Depende da causa. Algumas dificuldades são temporárias e melhoram com reforço, rotina e adaptação pedagógica. Já transtornos específicos, como dislexia, exigem acompanhamento contínuo e estratégias adequadas. Mesmo assim, a criança pode evoluir muito com apoio correto.
3. Como saber se meu filho tem dislexia?
Sinais comuns incluem leitura lenta, trocas de letras, dificuldade com sons das palavras, erros persistentes na escrita e resistência à leitura. Porém, apenas uma avaliação profissional pode confirmar dislexia.
4. Quando devo procurar um psicopedagogo?

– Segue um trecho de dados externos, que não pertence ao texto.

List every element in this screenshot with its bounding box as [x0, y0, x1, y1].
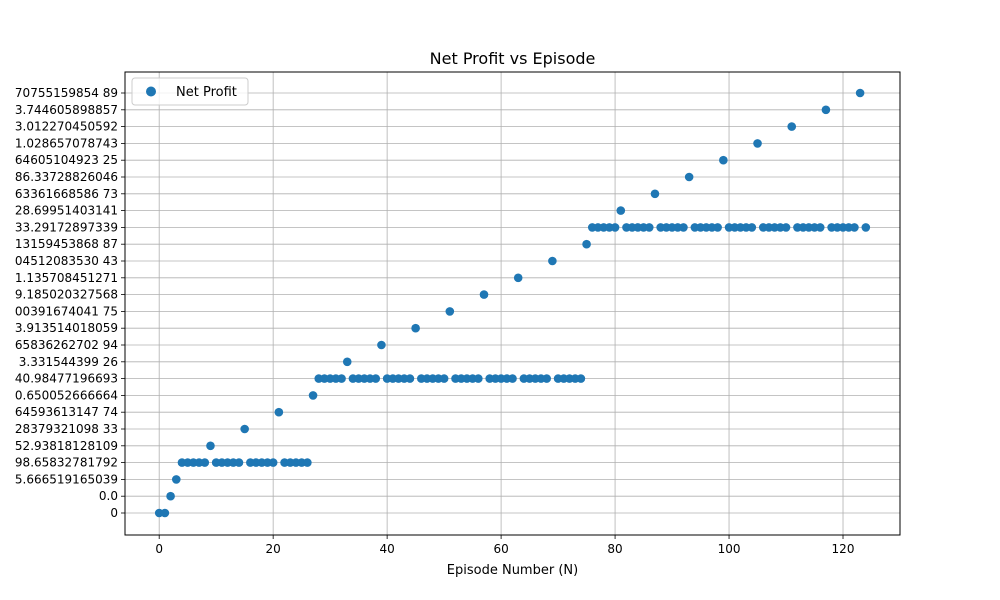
y-tick-label: 13159453868 87 — [15, 237, 118, 251]
x-tick-label: 80 — [607, 542, 622, 556]
data-point — [166, 491, 175, 501]
data-point — [303, 458, 312, 467]
data-point — [753, 139, 762, 148]
y-tick-label: 86.33728826046 — [15, 170, 118, 184]
x-tick-label: 0 — [155, 542, 163, 556]
legend-marker — [146, 86, 156, 97]
data-point — [781, 223, 791, 232]
y-tick-label: 3.744605898857 — [15, 103, 118, 117]
data-point — [206, 441, 215, 451]
data-point — [274, 407, 284, 417]
y-tick-label: 00391674041 75 — [15, 304, 118, 318]
data-point — [650, 189, 660, 199]
x-tick-label: 40 — [379, 542, 394, 556]
y-tick-label: 98.65832781792 — [15, 456, 118, 470]
y-tick-label: 0.650052666664 — [15, 388, 118, 402]
chart-title: Net Profit vs Episode — [430, 49, 596, 68]
y-tick-label: 1.135708451271 — [15, 271, 118, 285]
x-tick-label: 20 — [266, 542, 281, 556]
data-point — [855, 88, 865, 98]
data-point — [200, 458, 210, 467]
y-tick-label: 9.185020327568 — [15, 288, 118, 302]
y-tick-label: 52.93818128109 — [15, 439, 118, 453]
y-tick-label: 70755159854 89 — [15, 86, 118, 100]
data-point — [234, 458, 244, 467]
data-point — [377, 340, 386, 350]
data-point — [576, 374, 586, 383]
y-tick-label: 64605104923 25 — [15, 153, 118, 167]
data-point — [268, 458, 278, 467]
data-point — [787, 122, 797, 131]
y-tick-label: 40.98477196693 — [15, 372, 118, 386]
data-point — [474, 374, 483, 383]
x-tick-label: 100 — [718, 542, 741, 556]
data-point — [308, 391, 318, 400]
data-point — [411, 323, 420, 333]
y-tick-label: 3.913514018059 — [15, 321, 118, 335]
data-point — [371, 374, 381, 383]
data-point — [644, 223, 654, 232]
y-tick-label: 3.012270450592 — [15, 120, 118, 134]
data-point — [445, 307, 455, 316]
data-point — [821, 105, 831, 115]
data-point — [405, 374, 415, 383]
grid-lines — [125, 72, 900, 535]
y-tick-label: 28379321098 33 — [15, 422, 118, 436]
y-tick-label: 33.29172897339 — [15, 220, 118, 234]
data-point — [850, 223, 859, 232]
y-tick-label: 0.0 — [99, 489, 118, 503]
data-point — [479, 290, 489, 299]
data-point — [548, 256, 557, 266]
legend-box — [131, 77, 249, 106]
data-point — [439, 374, 449, 383]
data-point — [508, 374, 517, 383]
x-axis-label: Episode Number (N) — [447, 563, 578, 578]
y-tick-label: 63361668586 73 — [15, 187, 118, 201]
data-point — [171, 475, 181, 484]
y-tick-label: 1.028657078743 — [15, 136, 118, 150]
data-point — [861, 223, 871, 232]
data-point — [713, 223, 722, 232]
data-point — [542, 374, 551, 383]
data-point — [815, 223, 825, 232]
data-points — [154, 88, 871, 518]
data-point — [616, 206, 626, 215]
data-point — [160, 508, 170, 518]
data-point — [679, 223, 688, 232]
data-point — [342, 357, 352, 367]
x-tick-label: 120 — [832, 542, 855, 556]
y-tick-label: 3.331544399 26 — [19, 355, 118, 369]
axis-ticks: 0 20 40 60 80 100 120 0 0.0 5.666519165039 98.6583… — [15, 86, 855, 556]
legend: Net Profit — [131, 77, 249, 106]
data-point — [582, 239, 591, 249]
data-point — [337, 374, 346, 383]
data-point — [240, 424, 249, 434]
y-tick-label: 65836262702 94 — [15, 338, 118, 352]
legend-label: Net Profit — [176, 85, 237, 100]
y-tick-label: 28.69951403141 — [15, 204, 118, 218]
x-tick-label: 60 — [493, 542, 508, 556]
plot-frame — [124, 71, 901, 536]
y-tick-label: 0 — [110, 506, 118, 520]
data-point — [610, 223, 620, 232]
y-tick-label: 5.666519165039 — [15, 472, 118, 486]
data-point — [684, 172, 694, 182]
data-point — [747, 223, 757, 232]
data-point — [719, 155, 728, 165]
data-point — [513, 273, 523, 283]
y-tick-label: 04512083530 43 — [15, 254, 118, 268]
y-tick-label: 64593613147 74 — [15, 405, 118, 419]
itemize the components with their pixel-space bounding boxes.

Procure um psicopedagogo quando a dificuldade persistir por meses, mesmo com apoio em casa e na escola, ou quando a criança demonstrar sofrimento, baixa autoestima e atraso importante em leitura, escrita ou matemática.
5. A escola é obrigada a ajudar alunos com transtornos de aprendizagem?
A legislação brasileira prevê acompanhamento integral para educandos com dislexia, TDAH ou outros transtornos de aprendizagem, incluindo identificação precoce, encaminhamento diagnóstico, apoio educacional e apoio terapêutico especializado quando necessário.
6. Criança com dificuldade de aprendizagem é menos inteligente?
Não. Muitas crianças com dificuldade de aprendizagem têm inteligência preservada, criatividade e grande potencial. O problema está na forma como certas habilidades são processadas, ensinadas ou avaliadas.
7. O que os pais podem fazer em casa?
Os pais podem criar rotina, dividir tarefas em etapas, ler com a criança, usar materiais visuais, elogiar o esforço, reduzir comparações e manter diálogo com a escola. Além disso, devem procurar avaliação quando a dificuldade for persistente.
8. Dificuldade de aprendizagem pode afetar a autoestima?
Sim. Quando a criança se esforça e não consegue acompanhar, pode se sentir incapaz. Por isso, o acolhimento emocional é tão importante quanto o reforço escolar.